Spark: Interactive To Production

Download Slides

How do we encourage data scientists and software engineers to use Spark for interactive data analysis? How do we then streamline the process to deploy existing code as scheduled/streaming jobs in production? What training and implementation steps are required? What tradeoffs are necessary? At Uber, we’ve used Mesos, Docker, ElasticSearch, Jupyter/IPython Notebooks, Leaflet.js, and PySpark to maintain a multi-user platform for interactive data analysis and deployment. More details: 1. The old approach: dumping data from relational tables, sampling, and running ad-hoc scripts with Python and related libraries. Spark provides unified APIs to replace this approach. 2. How we organize our data, including Kafka streams, Parquet tables in Hive/HDFS, and traditional relational databases. 3. How our solution is implemented.

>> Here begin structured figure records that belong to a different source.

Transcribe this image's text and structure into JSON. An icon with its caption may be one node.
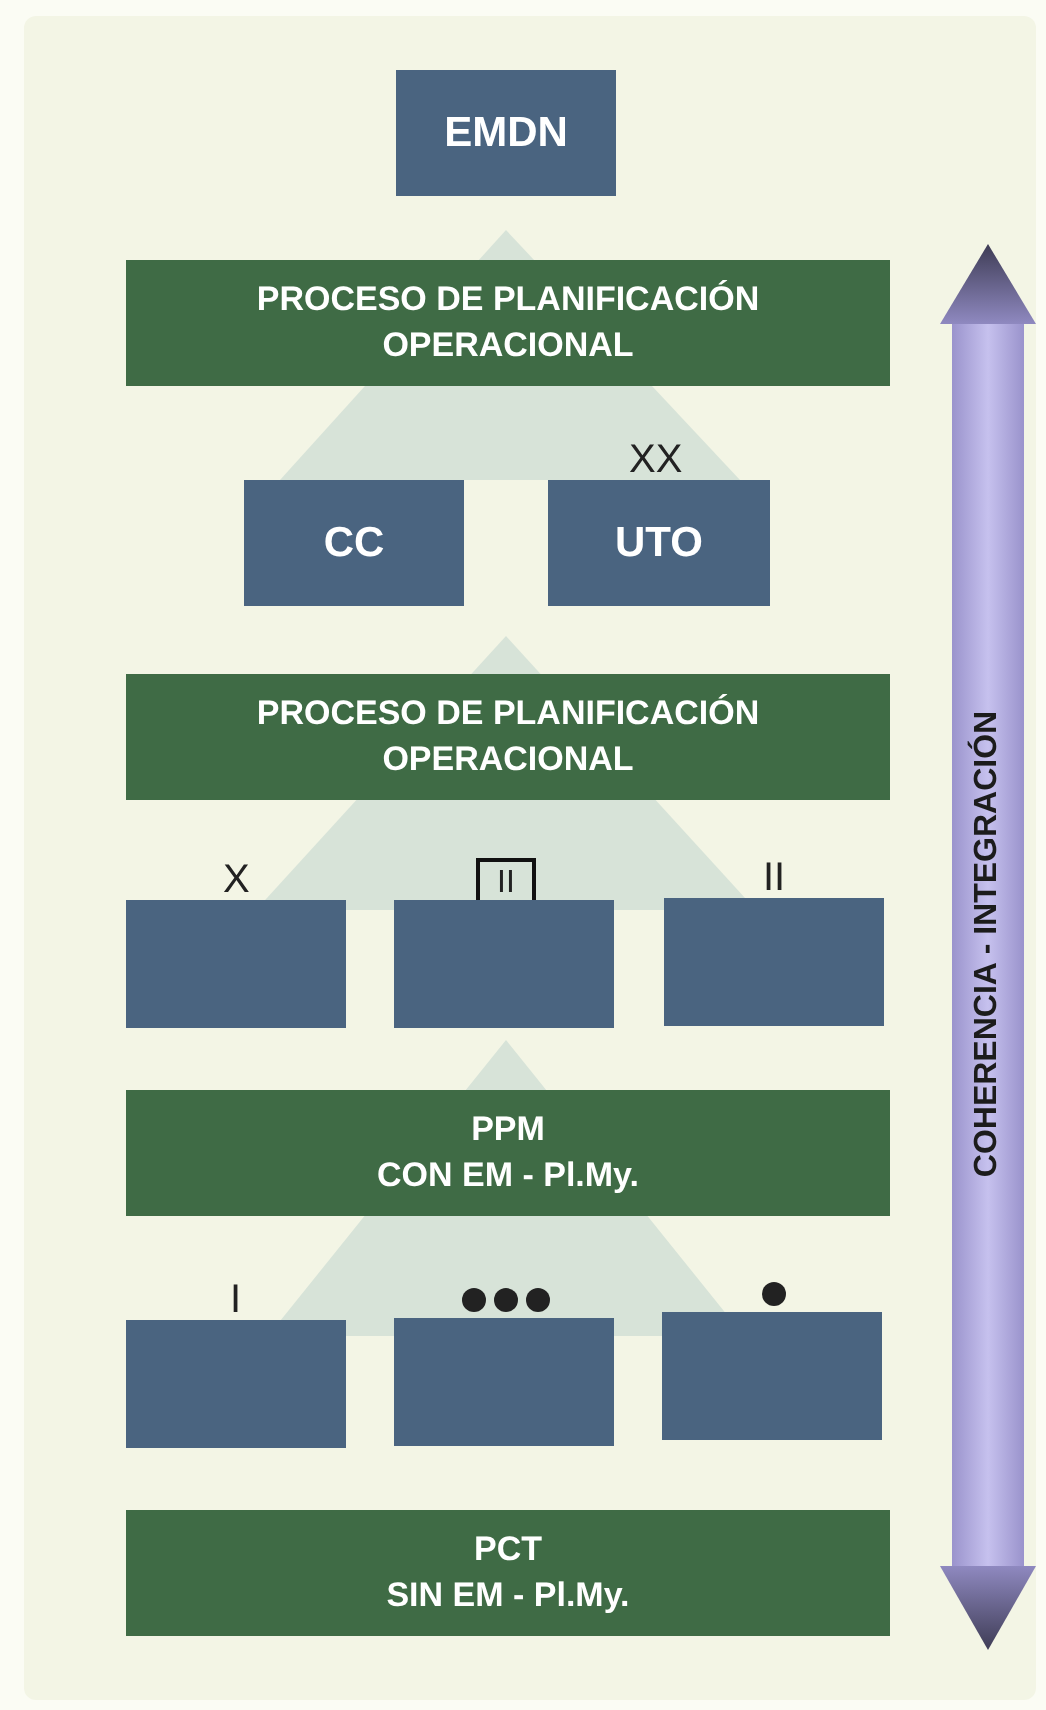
{
  "diagram": {
    "nodes": [
      {
        "text": [
          "EMDN"
        ]
      },
      {
        "text": [
          "PROCESO DE PLANIFICACIÓN OPERACIONAL"
        ]
      },
      {
        "text": [
          "CC"
        ]
      },
      {
        "text": [
          "UTO"
        ],
        "beside": [
          "XX"
        ]
      },
      {
        "text": [
          "PROCESO DE PLANIFICACIÓN OPERACIONAL"
        ]
      },
      {
        "text": [],
        "shape": "box",
        "beside": [
          "X"
        ]
      },
      {
        "text": [],
        "shape": "box",
        "beside": [
          "II"
        ]
      },
      {
        "text": [],
        "shape": "box",
        "beside": [
          "II"
        ]
      },
      {
        "text": [
          "PPM",
          "CON EM - Pl.My."
        ]
      },
      {
        "text": [],
        "shape": "box",
        "beside": [
          "I"
        ]
      },
      {
        "text": [],
        "shape": "box"
      },
      {
        "text": [],
        "shape": "box"
      },
      {
        "text": [
          "PCT",
          "SIN EM - Pl.My."
        ]
      }
    ],
    "labels": [
      "COHERENCIA - INTEGRACIÓN"
    ]
  }
}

How do users collaborate with Jupyter Notebooks, share resources in a Mesos cluster, and deploy/monitor their production jobs? How do users install third-party Python libraries? Use cases, including geospatial queries and machine learning with MLlib and spark-sklearn. 4. Discussion of key operational issues, e.g., Mesos fine-grained mode, Parquet partition sizes, number of partitions, executor memory, debugging failures. Reiterate that Spark is not a DB. 5. Mention alternatives, e.g., YARN, Scala, Zeppelin.

About Dara Adib

Dara is a software engineer at Uber, where he works on backend systems responsible for the realtime execution and online optimization of Uber's marketplace. He has previously worked for Synthicity, a developer of urban planning and real estate software solutions acquired by Autodesk, and received his Bachelor's in Civil Engineering from UC Berkeley.